2. A gene-editing vector for promoting tomato fruit ripening, characterized in that: pCAMBIA1300- pYAO :Cas9-( SlWRKY39 + SlWRKY40 ); SlWRKY39 The target sequence is 5' AATTCATCGGAAACTCGAAG 3'. SlWRKY40 The target sequence is 5' TGGTGGTGAAAAATGAGGCA 3'; pCAMBIA1300- pYAO :Cas9-( SlWRKY39 + SlWRKY40 () is used to knock out SlWRKY39 and SlWRKY40.

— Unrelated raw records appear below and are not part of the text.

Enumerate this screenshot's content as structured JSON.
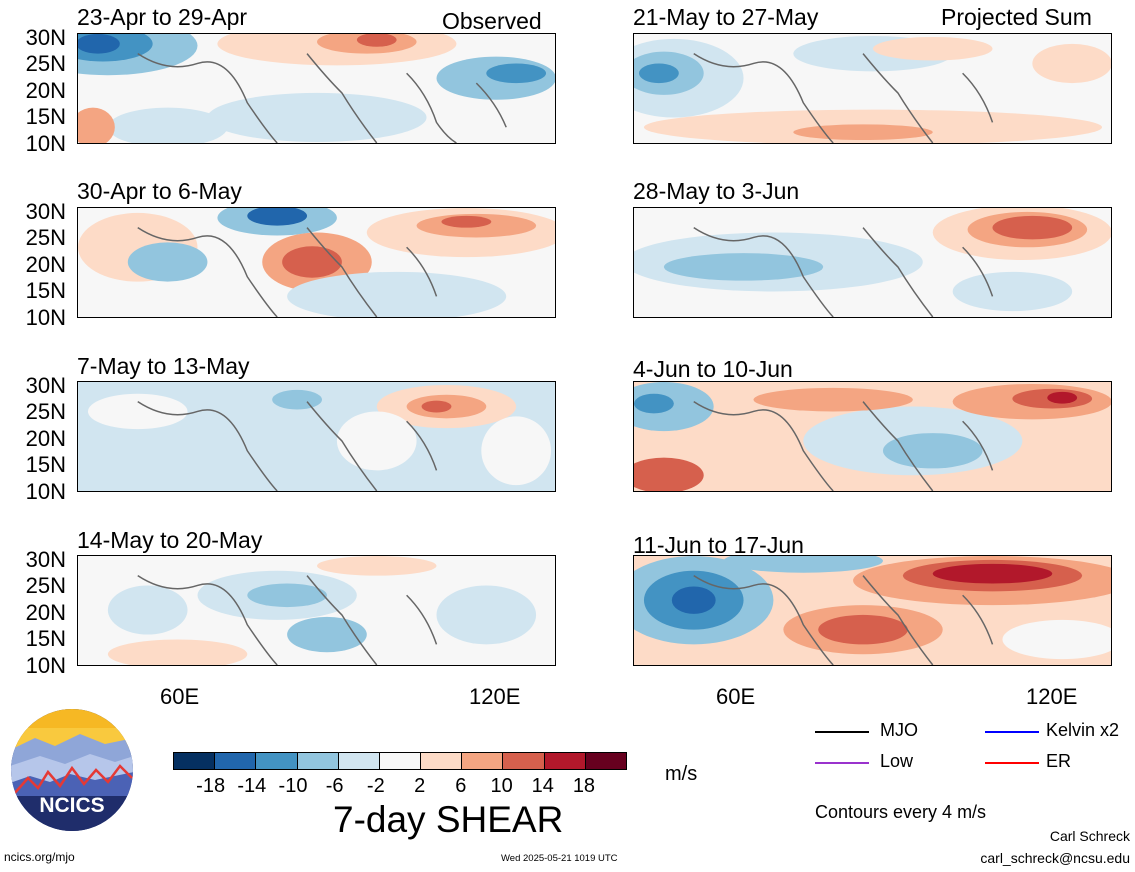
{
  "header": {
    "observed_label": "Observed",
    "projected_label": "Projected Sum"
  },
  "panels": {
    "left": [
      {
        "title": "23-Apr to 29-Apr"
      },
      {
        "title": "30-Apr to 6-May"
      },
      {
        "title": "7-May to 13-May"
      },
      {
        "title": "14-May to 20-May"
      }
    ],
    "right": [
      {
        "title": "21-May to 27-May"
      },
      {
        "title": "28-May to 3-Jun"
      },
      {
        "title": "4-Jun to 10-Jun"
      },
      {
        "title": "11-Jun to 17-Jun"
      }
    ]
  },
  "axes": {
    "y_ticks": [
      "30N",
      "25N",
      "20N",
      "15N",
      "10N"
    ],
    "x_ticks": [
      "60E",
      "120E"
    ]
  },
  "colorbar": {
    "title": "7-day SHEAR",
    "units": "m/s",
    "ticks": [
      "-18",
      "-14",
      "-10",
      "-6",
      "-2",
      "2",
      "6",
      "10",
      "14",
      "18"
    ],
    "colors": [
      "#053061",
      "#2166ac",
      "#4393c3",
      "#92c5de",
      "#d1e5f0",
      "#f7f7f7",
      "#fddbc7",
      "#f4a582",
      "#d6604d",
      "#b2182b",
      "#67001f"
    ]
  },
  "legend": {
    "items": [
      {
        "label": "MJO",
        "color": "#000000"
      },
      {
        "label": "Kelvin x2",
        "color": "#0000ff"
      },
      {
        "label": "Low",
        "color": "#9a32cd"
      },
      {
        "label": "ER",
        "color": "#ff0000"
      }
    ],
    "contours_note": "Contours every 4 m/s"
  },
  "footer": {
    "site": "ncics.org/mjo",
    "timestamp": "Wed 2025-05-21 1019 UTC",
    "author": "Carl Schreck",
    "email": "carl_schreck@ncsu.edu"
  },
  "logo": {
    "text": "NCICS"
  }
}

3. The method for constructing the gene editing vector as described in claim 2, characterized in that... Includes the following steps: (1) Design the target as described in claim 2: (2) Construction of double gRNA cassette: First obtain the one containing SlWRKY39 The recombinant vector AtU6-26-sgRNA-SK- targeting the target SlWRKY39 ,contain SlWRKY40 The recombinant vector AtU6-26-sgRNA-SK- targeting the target SlWRKY40 ; Then, obtain simultaneously containing SlWRKY39 and SlWRKY40 gRNA cassette The recombinant vector AtU6-26-sgRNA-SK- ( SlWRKY39+SlWRKY40 ); Then the recombinant vector AtU6-26-sgRNA-SK-( SlWRKY39+SlWRKY40 )use Nhe I and Spe I double digestion, obtaining [product containing] SlWRKY39 and SlWRKY40 double gRNA cassette of gRNA cassette; (3) Construction of binary carriers: pCAMBIA1300- pYAO The Cas9 plasmid was digested with SpeI and ligated into a double gRNA cassette to obtain pCAMBIA1300- pYAO :Cas9-( SlWRKY39 + SlWRKY40 ).
4. The method for constructing a gene editing vector according to claim 3, characterized in that... In step (1): SlWRKY39 Target primer: 5' ATTG AATTCATCG GAAACTCGAAG 3' and 5' AAAC CTTCGAGTTTCCGATGAATT 3'; SlWRKY40 Target primer: 5' ATTG TGGTGGTGAAAAATGAGGCA 3' and 5' AAAC TGCCTCATTTTTCACCACCA 3'.
5. Tomato SlWRKY39 and SlWRKY40 Its application in regulating tomato fruit ripening is characterized by: Simultaneously knock out SlWRRY39 and SlWRKY40 Genes that promote the ripening of tomato fruits; SlWRRY39 The nucleotide sequence of the gene is shown in SEQ ID No:
1. SlWRRY40 The nucleotide sequence of the gene is shown in SEQ ID No:2.